Voice advocates have also claimed a no vote would damage Australia’s international reputation with Wesfarmers Chairman Michael Chaney saying on a podcast that international shareholders were looking at the voice debate with “great interest” and would question if Australia really was a “fair place” if Australians voted no.
Australia’s Race Discrimination Commissioner Chin Tan has claimed “the Voice is not about race” and if does become about race it would give confidence to some people “to embark on a journey which they ought not to”. But in the same interview with the ABC he said: “It’s about participation, it’s about equity, it’s about elevating the position of First Nations’ people”.
On Monday Anthony Albanese while delivering the Lowitja O’Donoghue Oration labelled no campaigners “Chicken Littles” vowing that “Australians won’t fall for appeals to fear and the ‘No’ campaign’s ever more ludicrous invitations to jump at our own shadows. That’s because Australians have a healthy scepticism of doomsayers”.
However the next morning following backlash to his “Chicken Littles” remarks ” he told Radio 5AA in Adelaide that no voters are entitled to their views and aren’t racist.

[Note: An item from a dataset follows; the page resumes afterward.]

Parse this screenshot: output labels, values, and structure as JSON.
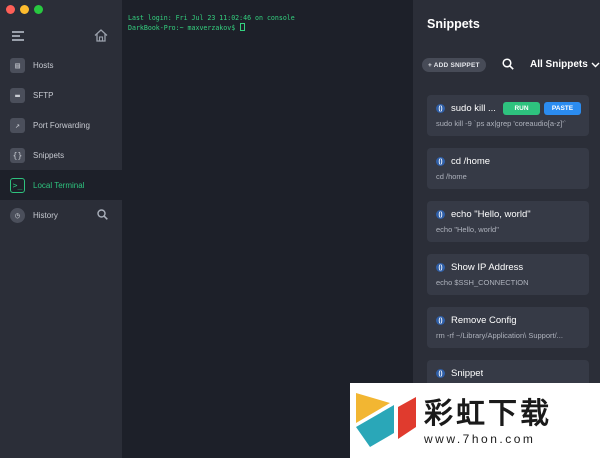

Anthony Albanese and his Indigenous Affairs Minister Linda Burney have told Australians to vote yes and ‘be on the right side of history’. The subtext is definitely don’t be on the side where you’ll either be branded “racist” or blamed in the future for contributing to Indigenous disadvantage. This is a form of blackmail against Australian voters, vote yes or you’ll forever be judged as being on the side of racists against this inevitable reform.